Rural pubs worth up to £120k to community

By James Wallin

- Last updated on GMT

Related tags Pubs Rural area Rural geography Community

Dr Ignazio Cabras has studied the value of rural pubs to their community
Dr Ignazio Cabras has studied the value of rural pubs to their community
The first scientific study of the impact of pubs on rural communities has proved they are “a vital service the countryside cannot afford to lose”.

Dr Ignazio Cabras said rural pubs are worth between £80,000 and £120,000 to their communities and are “not simply a place for drink but a hub for the community’s infrastructure offering events, support and friendship”.

Cabras, a reader at Newcastle Business School and fellow member of the York Centre for Complex Systems Analysis (YCCSA), carried out an 18-month research programme aimed at understanding the importance of pubs in shaping cohesion and social wellbeing.

He told the PMA: “Pubs are not just businesses, they are assets.”

He said pubs were filling gaps in communities that had lost once traditional services.

“In many villages there is no shop, no post office, no local traders but there is still a pub and that pub embodies all that those services provided to the community”, he said.

“So you can see that if lose a pub, you lose much more than just a building. And once that pub is gone it will never come back.”

Cohesion

The report, which was conducted with Dr Matthew Mount of Leeds University Business School and funded by the British Academy, looked at 2,769 English parishes and focused on pubs in rural communities or parishes with fewer than 3,000 people situated at least five miles from towns.

Cabras said he used an index that measured local facilities and looked for evidence of community cohesion and well-being. In 293 parishes the researchers were able to measure this index at its 2000 level and for 2010.

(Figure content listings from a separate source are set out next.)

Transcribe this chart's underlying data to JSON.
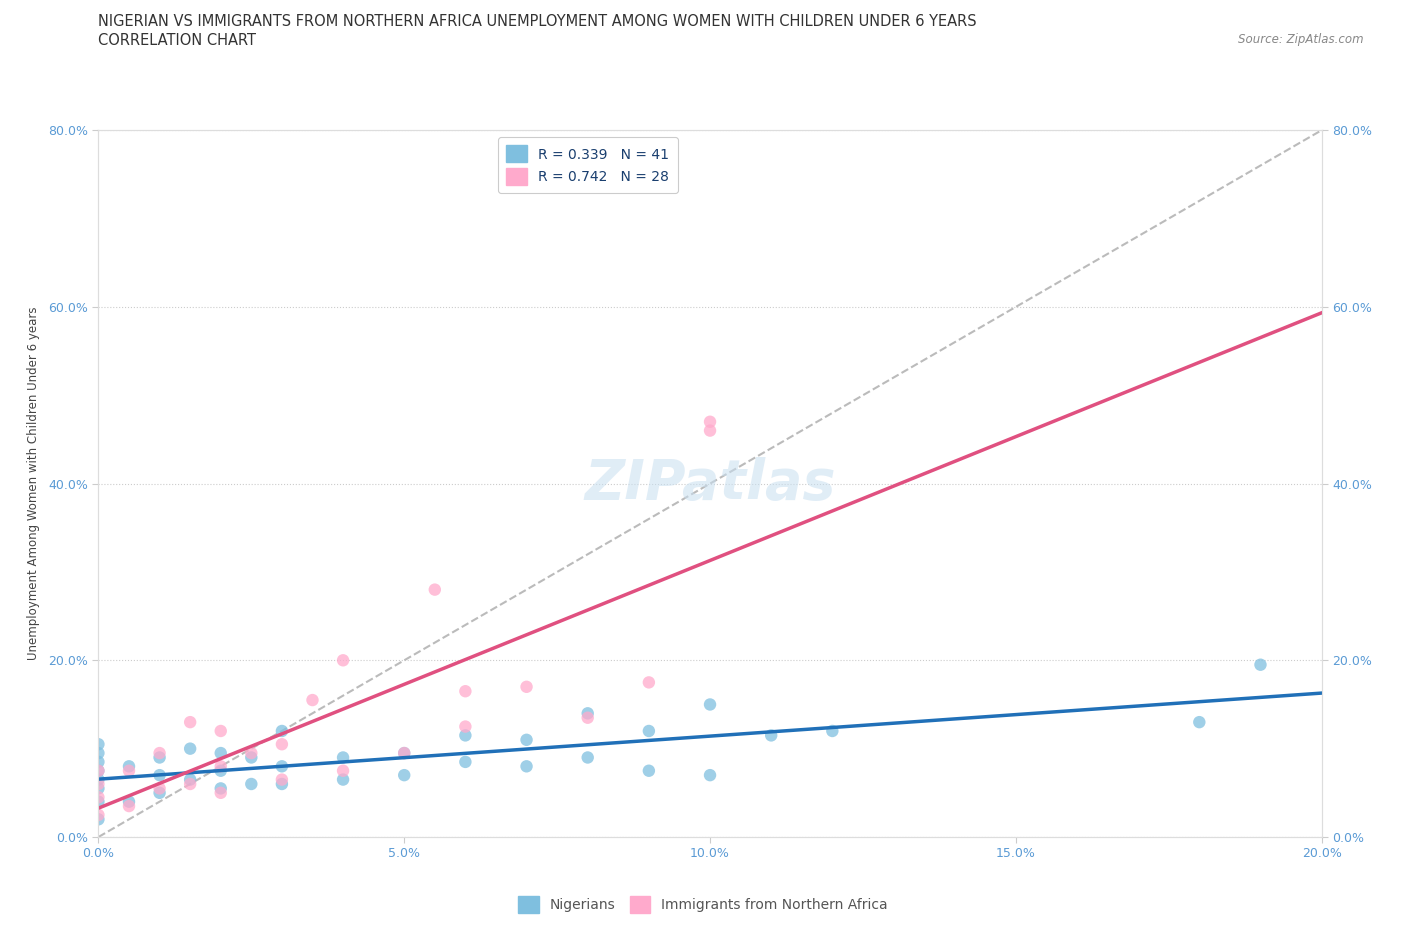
{
  "title_line1": "NIGERIAN VS IMMIGRANTS FROM NORTHERN AFRICA UNEMPLOYMENT AMONG WOMEN WITH CHILDREN UNDER 6 YEARS",
  "title_line2": "CORRELATION CHART",
  "source": "Source: ZipAtlas.com",
  "ylabel": "Unemployment Among Women with Children Under 6 years",
  "xlim": [
    0.0,
    0.2
  ],
  "ylim": [
    0.0,
    0.8
  ],
  "xtick_labels": [
    "0.0%",
    "5.0%",
    "10.0%",
    "15.0%",
    "20.0%"
  ],
  "ytick_labels": [
    "0.0%",
    "20.0%",
    "40.0%",
    "60.0%",
    "80.0%"
  ],
  "xtick_vals": [
    0.0,
    0.05,
    0.1,
    0.15,
    0.2
  ],
  "ytick_vals": [
    0.0,
    0.2,
    0.4,
    0.6,
    0.8
  ],
  "legend_entries": [
    "Nigerians",
    "Immigrants from Northern Africa"
  ],
  "R_nigerian": 0.339,
  "N_nigerian": 41,
  "R_northern_africa": 0.742,
  "N_northern_africa": 28,
  "color_nigerian": "#7fbfdf",
  "color_northern_africa": "#ffaacc",
  "color_nigerian_line": "#2070b8",
  "color_northern_africa_line": "#e05080",
  "color_diagonal": "#bbbbbb",
  "watermark": "ZIPatlas",
  "nigerian_x": [
    0.0,
    0.0,
    0.0,
    0.0,
    0.0,
    0.0,
    0.0,
    0.0,
    0.005,
    0.005,
    0.01,
    0.01,
    0.01,
    0.015,
    0.015,
    0.02,
    0.02,
    0.02,
    0.025,
    0.025,
    0.03,
    0.03,
    0.03,
    0.04,
    0.04,
    0.05,
    0.05,
    0.06,
    0.06,
    0.07,
    0.07,
    0.08,
    0.08,
    0.09,
    0.09,
    0.1,
    0.1,
    0.11,
    0.12,
    0.18,
    0.19
  ],
  "nigerian_y": [
    0.02,
    0.04,
    0.055,
    0.065,
    0.075,
    0.085,
    0.095,
    0.105,
    0.04,
    0.08,
    0.05,
    0.07,
    0.09,
    0.065,
    0.1,
    0.055,
    0.075,
    0.095,
    0.06,
    0.09,
    0.06,
    0.08,
    0.12,
    0.065,
    0.09,
    0.07,
    0.095,
    0.085,
    0.115,
    0.08,
    0.11,
    0.09,
    0.14,
    0.075,
    0.12,
    0.07,
    0.15,
    0.115,
    0.12,
    0.13,
    0.195
  ],
  "northern_africa_x": [
    0.0,
    0.0,
    0.0,
    0.0,
    0.005,
    0.005,
    0.01,
    0.01,
    0.015,
    0.015,
    0.02,
    0.02,
    0.02,
    0.025,
    0.03,
    0.03,
    0.035,
    0.04,
    0.04,
    0.05,
    0.055,
    0.06,
    0.06,
    0.07,
    0.08,
    0.09,
    0.1,
    0.1
  ],
  "northern_africa_y": [
    0.025,
    0.045,
    0.06,
    0.075,
    0.035,
    0.075,
    0.055,
    0.095,
    0.06,
    0.13,
    0.05,
    0.08,
    0.12,
    0.095,
    0.065,
    0.105,
    0.155,
    0.075,
    0.2,
    0.095,
    0.28,
    0.125,
    0.165,
    0.17,
    0.135,
    0.175,
    0.46,
    0.47
  ],
  "background_color": "#ffffff",
  "title_fontsize": 10.5,
  "subtitle_fontsize": 10.5,
  "axis_label_fontsize": 8.5,
  "tick_fontsize": 9,
  "legend_fontsize": 10,
  "watermark_fontsize": 40,
  "watermark_color": "#c8dff0",
  "watermark_alpha": 0.55,
  "tick_color": "#5b9bd5",
  "label_color": "#444444",
  "source_color": "#888888"
}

He said: “This was really important because we were able to show that the positive effects of a pub on the community were maintained over that whole period.”

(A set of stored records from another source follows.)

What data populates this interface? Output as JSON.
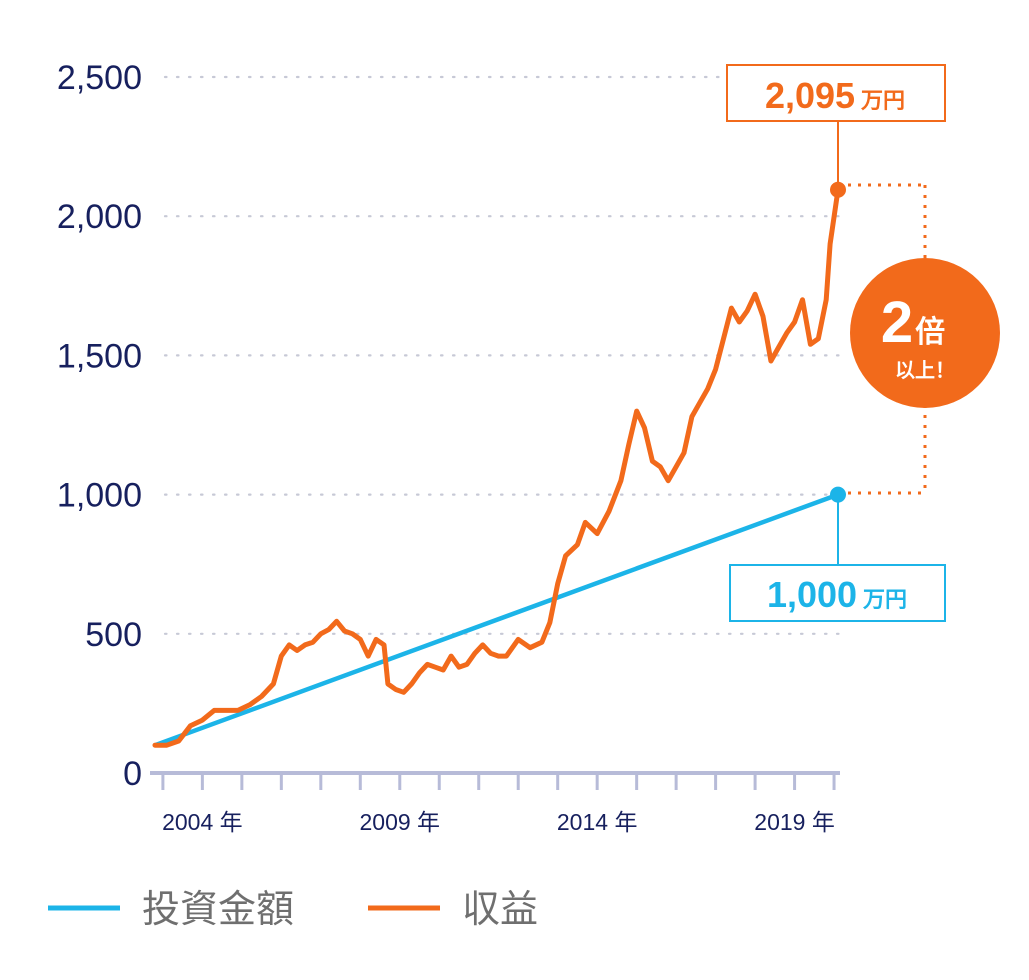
{
  "chart_data": {
    "type": "line",
    "title": "",
    "xlabel": "",
    "ylabel": "",
    "ylim": [
      0,
      2500
    ],
    "yticks": [
      "0",
      "500",
      "1,000",
      "1,500",
      "2,000",
      "2,500"
    ],
    "ytick_values": [
      0,
      500,
      1000,
      1500,
      2000,
      2500
    ],
    "xticks": [
      "2004 年",
      "2009 年",
      "2014 年",
      "2019 年"
    ],
    "xtick_values": [
      2004,
      2009,
      2014,
      2019
    ],
    "xlim": [
      2003.1,
      2020.4
    ],
    "grid": "dotted-horizontal",
    "legend_position": "bottom-left",
    "series": [
      {
        "name": "投資金額",
        "color": "#1cb4e8",
        "points": [
          [
            2003.1,
            100
          ],
          [
            2020.4,
            1000
          ]
        ]
      },
      {
        "name": "収益",
        "color": "#f26a1b",
        "points": [
          [
            2003.1,
            100
          ],
          [
            2003.4,
            100
          ],
          [
            2003.7,
            115
          ],
          [
            2004.0,
            170
          ],
          [
            2004.3,
            190
          ],
          [
            2004.6,
            225
          ],
          [
            2004.9,
            225
          ],
          [
            2005.2,
            225
          ],
          [
            2005.5,
            245
          ],
          [
            2005.8,
            275
          ],
          [
            2006.1,
            320
          ],
          [
            2006.3,
            420
          ],
          [
            2006.5,
            460
          ],
          [
            2006.7,
            440
          ],
          [
            2006.9,
            460
          ],
          [
            2007.1,
            470
          ],
          [
            2007.3,
            500
          ],
          [
            2007.5,
            515
          ],
          [
            2007.7,
            545
          ],
          [
            2007.9,
            510
          ],
          [
            2008.1,
            500
          ],
          [
            2008.3,
            480
          ],
          [
            2008.5,
            420
          ],
          [
            2008.7,
            480
          ],
          [
            2008.9,
            460
          ],
          [
            2009.0,
            320
          ],
          [
            2009.2,
            300
          ],
          [
            2009.4,
            290
          ],
          [
            2009.6,
            320
          ],
          [
            2009.8,
            360
          ],
          [
            2010.0,
            390
          ],
          [
            2010.2,
            380
          ],
          [
            2010.4,
            370
          ],
          [
            2010.6,
            420
          ],
          [
            2010.8,
            380
          ],
          [
            2011.0,
            390
          ],
          [
            2011.2,
            430
          ],
          [
            2011.4,
            460
          ],
          [
            2011.6,
            430
          ],
          [
            2011.8,
            420
          ],
          [
            2012.0,
            420
          ],
          [
            2012.3,
            480
          ],
          [
            2012.6,
            450
          ],
          [
            2012.9,
            470
          ],
          [
            2013.1,
            540
          ],
          [
            2013.3,
            680
          ],
          [
            2013.5,
            780
          ],
          [
            2013.8,
            820
          ],
          [
            2014.0,
            900
          ],
          [
            2014.3,
            860
          ],
          [
            2014.6,
            940
          ],
          [
            2014.9,
            1050
          ],
          [
            2015.1,
            1180
          ],
          [
            2015.3,
            1300
          ],
          [
            2015.5,
            1240
          ],
          [
            2015.7,
            1120
          ],
          [
            2015.9,
            1100
          ],
          [
            2016.1,
            1050
          ],
          [
            2016.3,
            1100
          ],
          [
            2016.5,
            1150
          ],
          [
            2016.7,
            1280
          ],
          [
            2016.9,
            1330
          ],
          [
            2017.1,
            1380
          ],
          [
            2017.3,
            1450
          ],
          [
            2017.5,
            1560
          ],
          [
            2017.7,
            1670
          ],
          [
            2017.9,
            1620
          ],
          [
            2018.1,
            1660
          ],
          [
            2018.3,
            1720
          ],
          [
            2018.5,
            1640
          ],
          [
            2018.7,
            1480
          ],
          [
            2018.9,
            1530
          ],
          [
            2019.1,
            1580
          ],
          [
            2019.3,
            1620
          ],
          [
            2019.5,
            1700
          ],
          [
            2019.7,
            1540
          ],
          [
            2019.9,
            1560
          ],
          [
            2020.1,
            1700
          ],
          [
            2020.2,
            1900
          ],
          [
            2020.4,
            2095
          ]
        ]
      }
    ],
    "annotations": {
      "end_value_profit": {
        "value": "2,095",
        "unit": "万円",
        "year": 2020.4,
        "y": 2095
      },
      "end_value_invest": {
        "value": "1,000",
        "unit": "万円",
        "year": 2020.4,
        "y": 1000
      },
      "badge": {
        "big": "2",
        "suffix": "倍",
        "line2": "以上！",
        "color": "#f26a1b"
      }
    }
  }
}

Cabras said he hoped the Government would take notice of his research when reforming planning policy.

He said: “We need a clear definition of a community pub so that councils have the power to protect that. We can see how much the community benefits from having pubs at their heart so planning regulations should reflect that. At the moment, even if a council wants to protect a community pub it does not have the power it needs.”

John Longden, chief executive of Pub is The Hub, said: “In rural areas pubs act as essential melting pots for bringing the community together from all walks of life and this study concludes that it is yet another vital services that the countryside cannot afford to lose.”